Peut-on discuter entre adultes?
Le ministre des Finances, Carlos Leitao, a déclaré dans un récent discours devant l'Association des économistes du Québec que « l'État ne peut pas tout faire ». Le ministre Leitao précise ensuite sa pensée, et devient ainsi plus pertinent, en ajoutant: « Est-ce qu'il faut que ça soit l'État qui livre des services publics? Que ça soit l'État ou quelqu'un d'autre, je pense que c'est secondaire. C'est le service lui-même qui compte. »
Quelques jours plus tard, le ministre a par contre été désavoué par son chef qui insistait pour dire que la sous-traitance des services publics n'est finalement « pas dans [son] plan ». Cela me désole. L'espace d'une journée, le gouvernement Couillard semblait vouloir s'engager dans le début du commencement d'une ébauche préliminaire en vue d'une possible réflexion sur cette question. C'eut été mieux que rien!
Dans les pays Scandinaves ou encore en Europe continentale de l'Ouest, il existe des social-démocraties tout aussi « généreuses » que la nôtre. En fait, dans certains cas, le panier de services couverts par l'État y est même plus large que ce que l'on retrouve au Québec.
Or, dans ces pays, la plupart des services publics sont livrés par une diversité de prestataires, qu'il s'agisse d'entreprises privées à but lucratif, d'organismes privés à but non lucratif ou même de coopératives. Le résultat de cette approche pragmatique est un système qui offre un meilleur rapport qualité-prix ainsi qu'un meilleur accès. Mon institut a réalisé depuis plus d'une décennie de nombreuses études (toutes disponibles gratuitement sur notre site Web) qui appuient avec force détails et de statistiques cette affirmation.
En guise d'exemple, prenons le cas précis de la Suède (puisqu'on nous rabâche toujours les oreilles à propos du fameux « Modèle suédois », dont le Québec s'inspirerait) pour y voir plus clair.
Au début des années 1990, ce pays traversait sa pire crise économique depuis les années 30. Les finances publiques étaient dans une impasse. Les déficits budgétaires se succédaient, année après année, un peu à l'image de la situation actuelle au Québec.

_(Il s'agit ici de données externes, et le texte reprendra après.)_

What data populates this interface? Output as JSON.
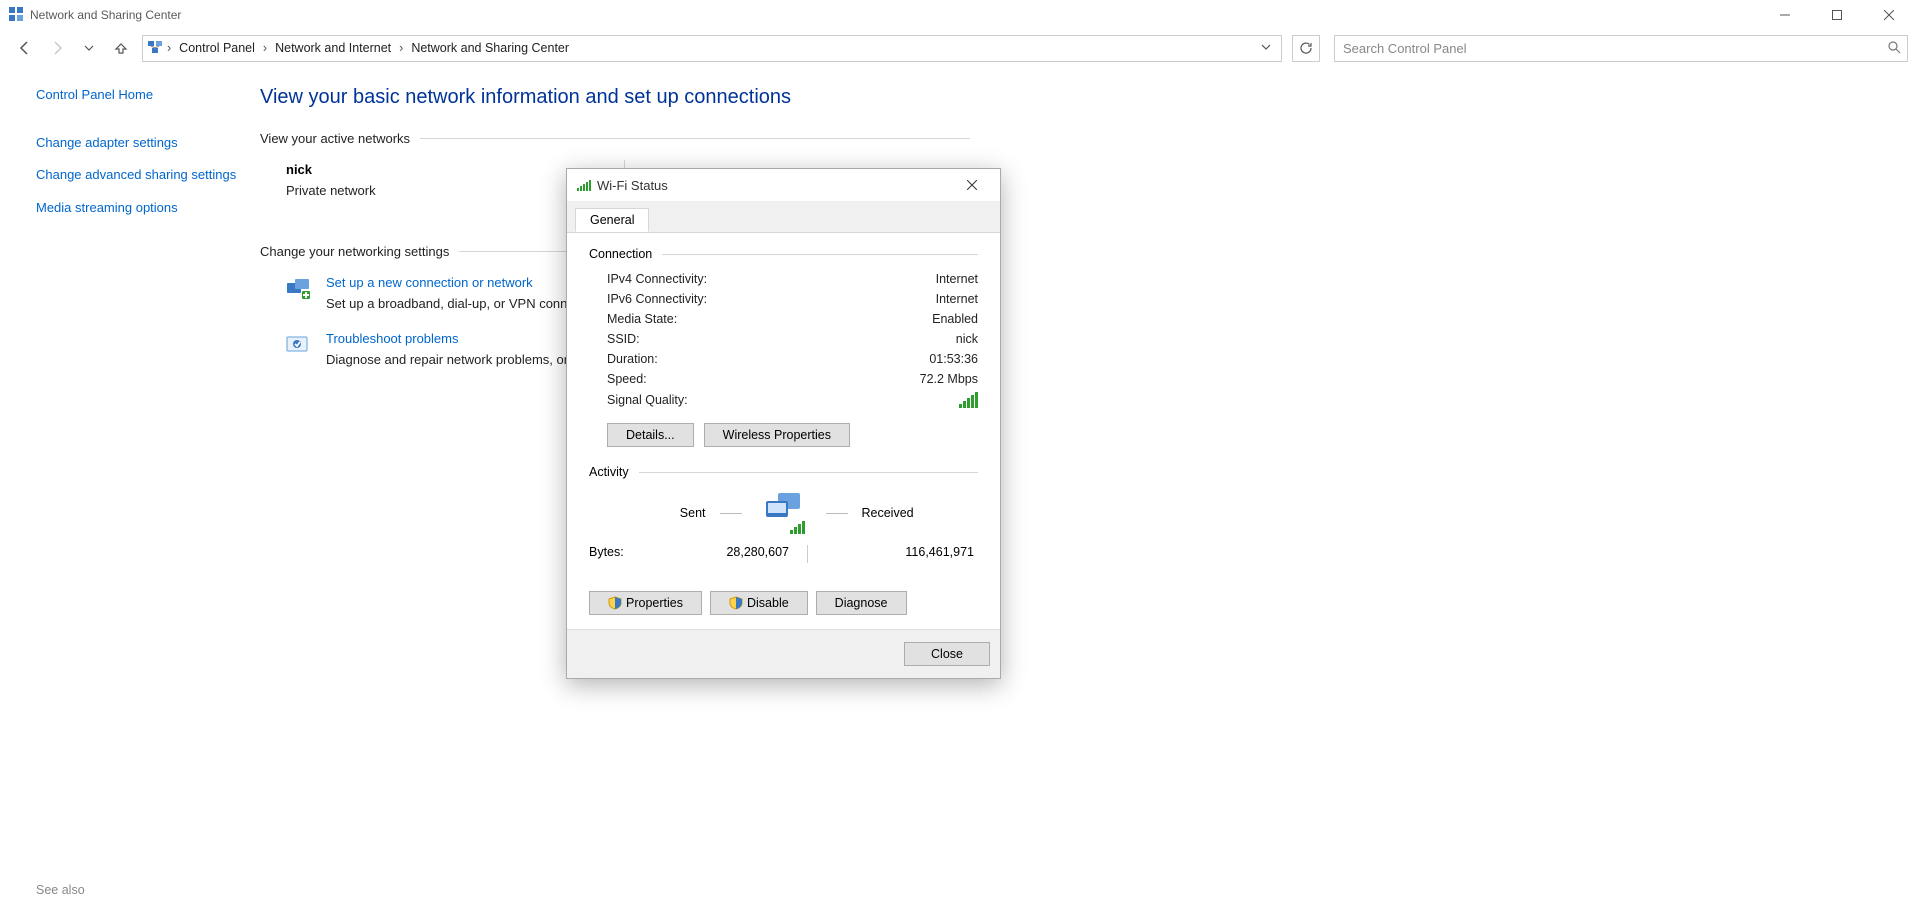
{
  "window": {
    "title": "Network and Sharing Center"
  },
  "breadcrumbs": {
    "items": [
      "Control Panel",
      "Network and Internet",
      "Network and Sharing Center"
    ]
  },
  "search": {
    "placeholder": "Search Control Panel"
  },
  "sidebar": {
    "home": "Control Panel Home",
    "links": [
      "Change adapter settings",
      "Change advanced sharing settings",
      "Media streaming options"
    ]
  },
  "page": {
    "title": "View your basic network information and set up connections",
    "active_networks_label": "View your active networks",
    "network": {
      "name": "nick",
      "type": "Private network"
    },
    "change_settings_label": "Change your networking settings",
    "settings": [
      {
        "title": "Set up a new connection or network",
        "desc": "Set up a broadband, dial-up, or VPN connection; or set up a router or access point."
      },
      {
        "title": "Troubleshoot problems",
        "desc": "Diagnose and repair network problems, or get troubleshooting information."
      }
    ],
    "see_also": "See also"
  },
  "dialog": {
    "title": "Wi-Fi Status",
    "tab": "General",
    "group_connection": "Connection",
    "conn": {
      "ipv4_label": "IPv4 Connectivity:",
      "ipv4_value": "Internet",
      "ipv6_label": "IPv6 Connectivity:",
      "ipv6_value": "Internet",
      "media_label": "Media State:",
      "media_value": "Enabled",
      "ssid_label": "SSID:",
      "ssid_value": "nick",
      "duration_label": "Duration:",
      "duration_value": "01:53:36",
      "speed_label": "Speed:",
      "speed_value": "72.2 Mbps",
      "signal_label": "Signal Quality:"
    },
    "buttons": {
      "details": "Details...",
      "wireless": "Wireless Properties"
    },
    "group_activity": "Activity",
    "activity": {
      "sent_label": "Sent",
      "received_label": "Received",
      "bytes_label": "Bytes:",
      "sent_bytes": "28,280,607",
      "received_bytes": "116,461,971"
    },
    "admin_buttons": {
      "properties": "Properties",
      "disable": "Disable",
      "diagnose": "Diagnose"
    },
    "close": "Close"
  }
}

Les dirigeants suédois ont alors entrepris de réformer en profondeur l'État-providence. Ils ont choisi de faire appel à l'entreprenariat et, surtout, de favoriser une véritable concurrence dans la fourniture des services publics. Dans les domaines de la santé, de l'éducation et du transport en commun, entre autres, les services sont maintenant offerts en grande partie par des entreprises privées, et ce, même si le financement demeure presque entièrement public.
L'expertise ainsi développée par les entreprises suédoises dans ces domaines (notamment en santé) est même désormais exportée dans plusieurs autres. Pourquoi diable ne pourrions-nous pas faire pareil?
Par exemple, depuis 1993, l'exploitation du métro, des autobus et des trains de banlieue à Stockholm est confiée à des compagnies privées, suivant un processus d'appels d'offres rigoureux. Cette « gestion déléguée » a eu pour effet de diminuer les coûts de manière importante, économisant l'équivalent de quelques centaines de millions de dollars par année à la société publique de transport. De telles économies ont notamment permis de compenser les coûts d'investissements massifs en infrastructure qui ont été effectués pendant plusieurs années.
Dans le domaine de la santé, le comté de Stockholm a également cédé au secteur privé la gestion de l'Hôpital Saint-Göran, pourtant spécialisé dans le traitement des cas d'urgence. Depuis que la gestion a été confiée au groupe Capio, en 1999, les coûts de fonctionnement de l'hôpital se maintiennent à des niveaux inférieurs à ceux des autres établissements publics de la région de Stockholm. Tous les Suédois peuvent s'y faire traiter, sans discrimination, et les frais sont entièrement couverts par l'assureur public. Qui plus est, Saint-Göran figure parmi les meilleurs hôpitaux de Suède. La durée d'attente moyenne aux urgences s'élève à 42 minutes, comparativement à 57 minutes dans l'ensemble du pays… et à de nombreuses heures dans le cas du Québec!
Bref, on est bien loin de la caricature grossière et simpliste que plusieurs groupes d'intérêts d'ici aiment brandir à propos de l'impact qu'aurait une ouverture au privé dans la livraison des services publics.
Michel Kelly-Gagnon est président et directeur général de l'Institut économique de Montréal. Il signe ce texte à titre personnel.